Home > Loan Demand in the Euro Area Surged Further

Loan Demand in the Euro Area Surged Further

The Euro area bank lending survey for the second quarter of the year was released today, and the data revealed further demand for loans from European households and businesses. This is a survey of critical importance for the ECB – conducted four times a year, it offers a glimpse into commercial banks’ activity in the different countries part of the Euro area.

Effectively, it shows how things are in the territory. This way, the ECB monitors the effects of its decisions and how the transmission mechanism works.

Approval Criteria for Loans Tightened

The survey had a response rate of 100% from 144 banks in the Euro area. The main conclusion is that the demand for loans surged further, leading to mixed signals. On the one hand, in normal times, strong demand for loans reflects high levels of business optimism and an economy that keeps performing. On the other hand, under the COVID-19 recessions, it most likely means that more emergency funds are needed as demand for housing loans declined dramatically.

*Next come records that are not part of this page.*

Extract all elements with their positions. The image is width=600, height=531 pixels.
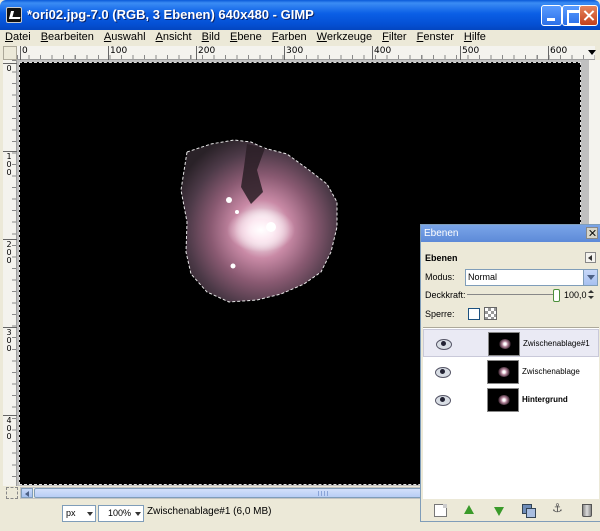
eye-icon[interactable] bbox=[435, 367, 451, 378]
lock-label: Sperre: bbox=[425, 309, 455, 319]
opacity-slider-track[interactable] bbox=[467, 294, 559, 295]
ruler-label: 200 bbox=[198, 46, 216, 56]
menu-datei[interactable]: Datei bbox=[0, 30, 36, 45]
layers-dock: Ebenen Ebenen Modus: Normal Deckkraft: 1… bbox=[420, 224, 600, 522]
duplicate-layer-icon[interactable] bbox=[522, 504, 536, 518]
layer-name[interactable]: Zwischenablage bbox=[522, 367, 580, 376]
layer-thumbnail bbox=[487, 388, 519, 412]
opacity-slider-handle[interactable] bbox=[553, 289, 560, 302]
layer-thumbnail bbox=[488, 332, 520, 356]
menu-auswahl[interactable]: Auswahl bbox=[99, 30, 151, 45]
menu-hilfe[interactable]: Hilfe bbox=[459, 30, 491, 45]
close-button[interactable] bbox=[579, 5, 598, 26]
chevron-down-icon bbox=[135, 512, 141, 516]
unit-select[interactable]: px bbox=[62, 505, 96, 522]
status-text: Zwischenablage#1 (6,0 MB) bbox=[147, 506, 272, 517]
lock-pixels-checkbox[interactable] bbox=[468, 308, 480, 320]
scroll-left-icon[interactable] bbox=[21, 488, 33, 498]
ruler-tick bbox=[20, 46, 21, 60]
menu-bild[interactable]: Bild bbox=[197, 30, 225, 45]
ruler-label: 0 bbox=[22, 46, 28, 56]
ruler-tick bbox=[284, 46, 285, 60]
layer-list[interactable]: Zwischenablage#1 Zwischenablage Hintergr… bbox=[423, 327, 599, 499]
menu-bearbeiten[interactable]: Bearbeiten bbox=[36, 30, 99, 45]
mode-label: Modus: bbox=[425, 272, 455, 282]
menu-filter[interactable]: Filter bbox=[377, 30, 411, 45]
opacity-value[interactable]: 100,0 bbox=[564, 290, 587, 300]
delete-layer-icon[interactable] bbox=[582, 504, 592, 517]
layer-row[interactable]: Zwischenablage#1 bbox=[423, 329, 599, 357]
layer-row[interactable]: Zwischenablage bbox=[423, 358, 599, 386]
layer-name[interactable]: Hintergrund bbox=[522, 395, 568, 404]
menu-fenster[interactable]: Fenster bbox=[412, 30, 459, 45]
menu-werkzeuge[interactable]: Werkzeuge bbox=[312, 30, 377, 45]
new-layer-icon[interactable] bbox=[434, 504, 447, 517]
zoom-value: 100% bbox=[108, 508, 132, 518]
chevron-down-icon bbox=[583, 270, 597, 285]
ruler-tick bbox=[548, 46, 549, 60]
eye-icon[interactable] bbox=[435, 395, 451, 406]
horizontal-ruler[interactable]: 0 100 200 300 400 500 600 bbox=[17, 46, 595, 60]
anchor-layer-icon[interactable] bbox=[552, 501, 565, 517]
vertical-ruler[interactable]: 0 100 200 300 400 bbox=[3, 60, 17, 486]
layer-thumbnail bbox=[487, 360, 519, 384]
mode-select[interactable]: Normal bbox=[465, 269, 598, 286]
layer-button-bar bbox=[421, 501, 600, 521]
navigate-icon[interactable] bbox=[6, 487, 18, 499]
tab-menu-icon[interactable] bbox=[585, 252, 596, 263]
layer-name[interactable]: Zwischenablage#1 bbox=[523, 339, 590, 348]
title-bar: *ori02.jpg-7.0 (RGB, 3 Ebenen) 640x480 -… bbox=[0, 0, 600, 30]
lower-layer-icon[interactable] bbox=[493, 504, 506, 517]
raise-layer-icon[interactable] bbox=[463, 504, 476, 517]
window-title: *ori02.jpg-7.0 (RGB, 3 Ebenen) 640x480 -… bbox=[27, 7, 314, 22]
dock-title-bar[interactable]: Ebenen bbox=[421, 225, 600, 242]
menu-bar: Datei Bearbeiten Auswahl Ansicht Bild Eb… bbox=[0, 30, 600, 45]
menu-farben[interactable]: Farben bbox=[267, 30, 312, 45]
ruler-label: 400 bbox=[6, 416, 12, 441]
ruler-tick bbox=[460, 46, 461, 60]
ruler-label: 500 bbox=[462, 46, 480, 56]
minimize-button[interactable] bbox=[541, 5, 562, 26]
quick-mask-toggle[interactable] bbox=[3, 46, 17, 60]
ruler-menu-arrow-icon[interactable] bbox=[588, 50, 596, 55]
dock-heading: Ebenen bbox=[425, 253, 458, 263]
zoom-select[interactable]: 100% bbox=[98, 505, 144, 522]
gimp-app-icon[interactable] bbox=[6, 7, 22, 23]
opacity-spinner-icon[interactable] bbox=[587, 288, 596, 302]
mode-value: Normal bbox=[468, 272, 498, 282]
ruler-label: 600 bbox=[550, 46, 568, 56]
ruler-label: 0 bbox=[6, 64, 12, 73]
ruler-label: 100 bbox=[6, 152, 12, 177]
lock-alpha-icon[interactable] bbox=[484, 307, 497, 320]
close-icon[interactable] bbox=[586, 227, 598, 239]
ruler-label: 300 bbox=[286, 46, 304, 56]
unit-value: px bbox=[66, 508, 76, 518]
ruler-label: 400 bbox=[374, 46, 392, 56]
ruler-tick bbox=[108, 46, 109, 60]
ruler-label: 200 bbox=[6, 240, 12, 265]
ruler-label: 300 bbox=[6, 328, 12, 353]
dock-title: Ebenen bbox=[424, 228, 459, 239]
layer-row[interactable]: Hintergrund bbox=[423, 386, 599, 414]
scroll-grip-icon bbox=[318, 491, 328, 496]
menu-ansicht[interactable]: Ansicht bbox=[151, 30, 197, 45]
ruler-tick bbox=[372, 46, 373, 60]
chevron-down-icon bbox=[87, 512, 93, 516]
ruler-tick bbox=[196, 46, 197, 60]
eye-icon[interactable] bbox=[436, 339, 452, 350]
ruler-label: 100 bbox=[110, 46, 128, 56]
menu-ebene[interactable]: Ebene bbox=[225, 30, 267, 45]
opacity-label: Deckkraft: bbox=[425, 290, 466, 300]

Another important point of the current survey is that the approval criteria for loans have tightened somewhat when compared with the previous survey. If at the start of the crisis, commercial banks lowered the conditions for loan applicants so to provide the necessary liquidity as quickly as possible, things tightened a bit in the second quarter.

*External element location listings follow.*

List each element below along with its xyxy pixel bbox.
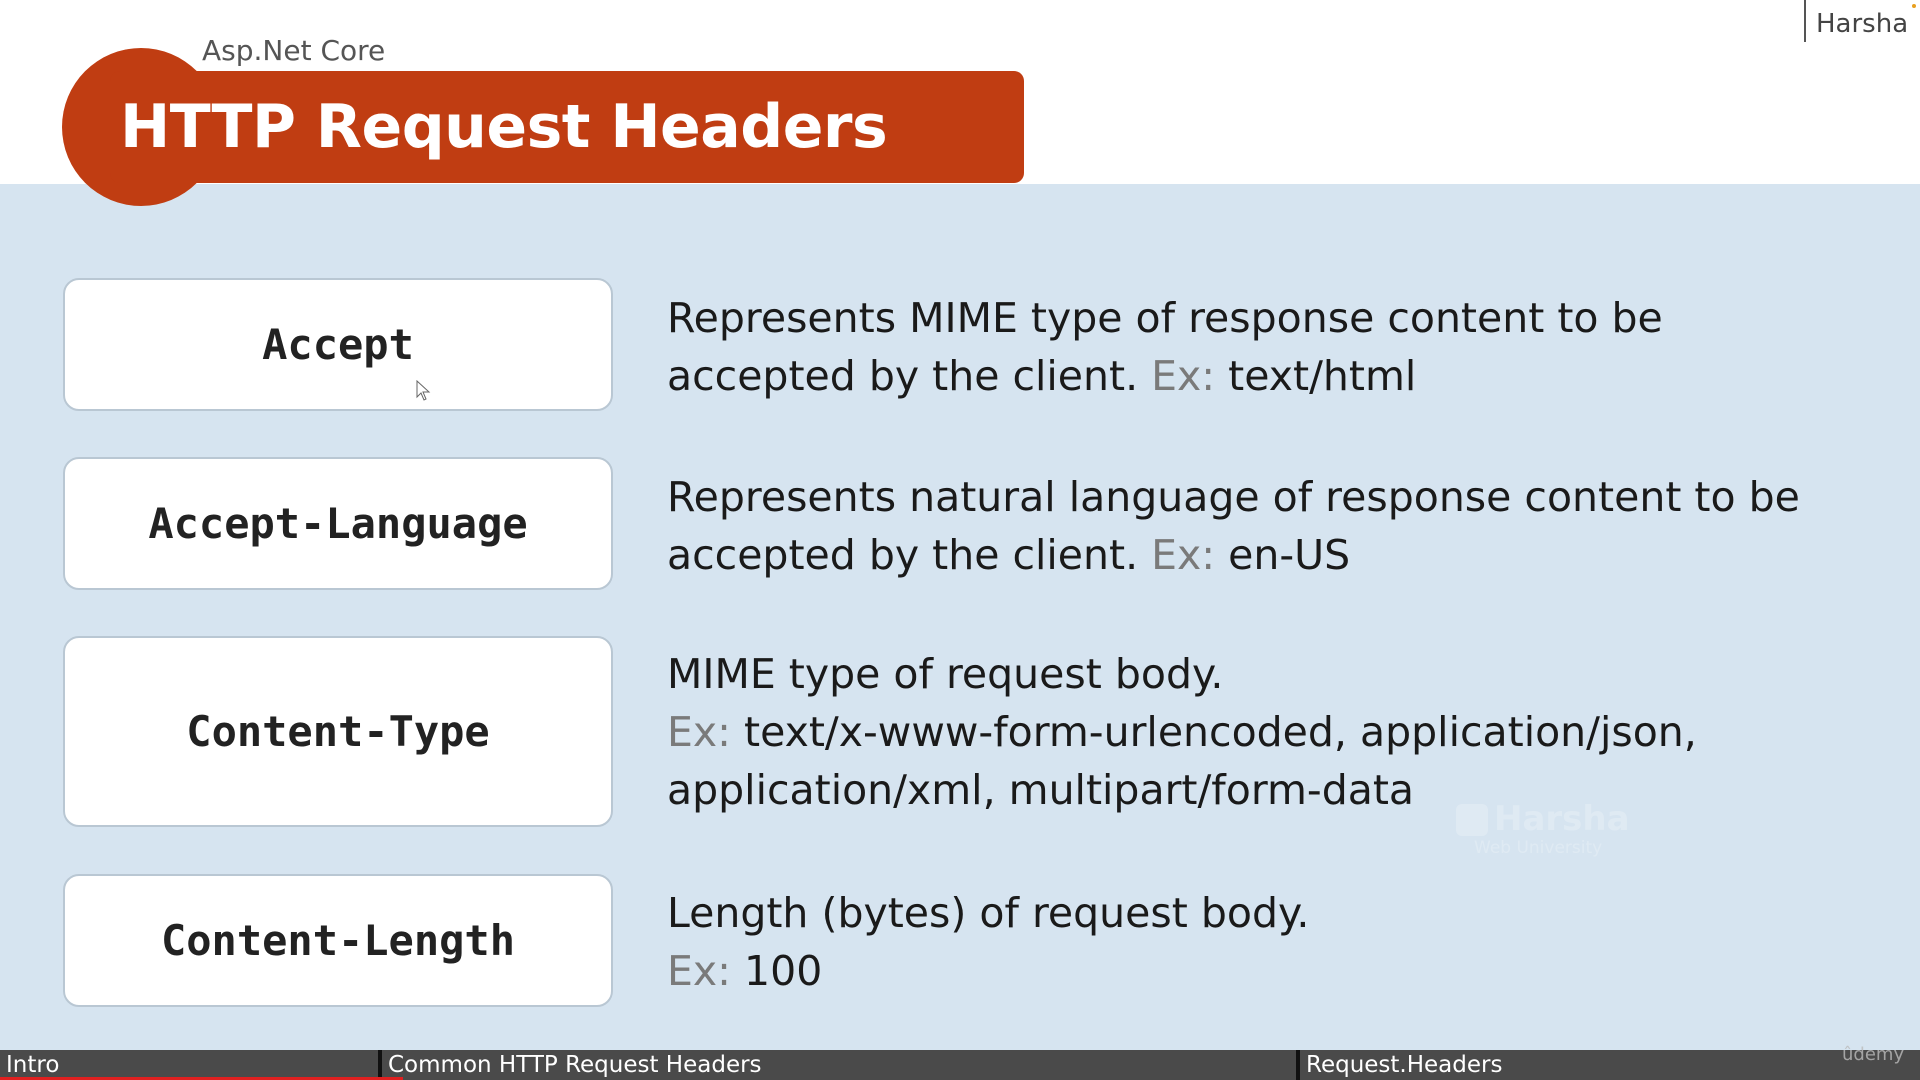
chapter-request-headers[interactable]: Request.Headers [1300,1050,1840,1080]
header-description: Represents MIME type of response content… [667,289,1897,405]
udemy-logo: ûdemy [1842,1044,1905,1065]
presenter-name: Harsha [1804,0,1908,42]
chapter-bar[interactable]: Intro Common HTTP Request Headers Reques… [0,1050,1920,1080]
example-label: Ex: [667,947,731,995]
header-description: Length (bytes) of request body. Ex: 100 [667,884,1897,1000]
header-name-box: Content-Length [63,874,613,1007]
chapter-common-http-request-headers[interactable]: Common HTTP Request Headers [382,1050,1296,1080]
corner-dot [1912,4,1916,8]
slide-header: Asp.Net Core HTTP Request Headers Harsha [0,0,1920,206]
example-value: text/html [1215,352,1417,400]
desc-line: Represents natural language of response … [667,473,1800,521]
course-label: Asp.Net Core [202,34,386,67]
header-name: Content-Type [186,707,490,756]
desc-line: Represents MIME type of response content… [667,294,1663,342]
example-label: Ex: [667,708,731,756]
example-label: Ex: [1151,352,1216,400]
header-name: Content-Length [160,916,515,965]
desc-line: Length (bytes) of request body. [667,889,1310,937]
header-name-box: Accept-Language [63,457,613,590]
watermark: Harsha Web University [1452,800,1630,862]
mouse-cursor-icon [416,380,431,401]
desc-line: Ex: text/x-www-form-urlencoded, applicat… [667,703,1897,761]
slide-title: HTTP Request Headers [120,92,888,162]
header-description: Represents natural language of response … [667,468,1897,584]
watermark-subtitle: Web University [1474,838,1603,858]
example-value: text/x-www-form-urlencoded, application/… [730,708,1697,756]
example-label: Ex: [1151,531,1216,579]
example-value: 100 [730,947,823,995]
watermark-logo-icon [1456,804,1488,836]
example-value: en-US [1215,531,1351,579]
desc-line: accepted by the client. Ex: text/html [667,352,1417,400]
chapter-intro[interactable]: Intro [0,1050,380,1080]
desc-line: application/xml, multipart/form-data [667,766,1415,814]
header-name: Accept [262,320,414,369]
header-description: MIME type of request body. Ex: text/x-ww… [667,645,1897,819]
header-name: Accept-Language [148,499,528,548]
header-name-box: Content-Type [63,636,613,827]
desc-line: accepted by the client. Ex: en-US [667,531,1351,579]
desc-line: Ex: 100 [667,942,1897,1000]
header-name-box: Accept [63,278,613,411]
desc-line: MIME type of request body. [667,650,1224,698]
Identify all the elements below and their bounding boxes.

For instance, businesses applying for a loan in the first quarter, especially in the second half , had greater chances of getting one  approved when compared with the second quarter.

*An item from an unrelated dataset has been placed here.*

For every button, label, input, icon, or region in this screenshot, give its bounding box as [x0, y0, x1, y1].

Banks also expressed concerns about the creditworthiness of the borrowers. It is no wonder considering the high level of unemployment and the artificial way the businesses are kept alive.

In other words, any analysis of the creditworthiness of a borrower, household of business, is likely to differ significantly from the period ahead of the crisis. After all, the banks suffer from the impossibility of forecasting future market conditions, starting with the level of interest rates and ending with the duration of the pandemic.

Last but not least, the current survey reveals risk perceptions and risk aversion of the tightening impact of non-performing loan ratios. Moving forward, the longer the pandemic takes, the higher the non-performing loan ratios – that is the focus of the ECB’s main policy tools and the reasons why commercial banks tightened the approval criteria.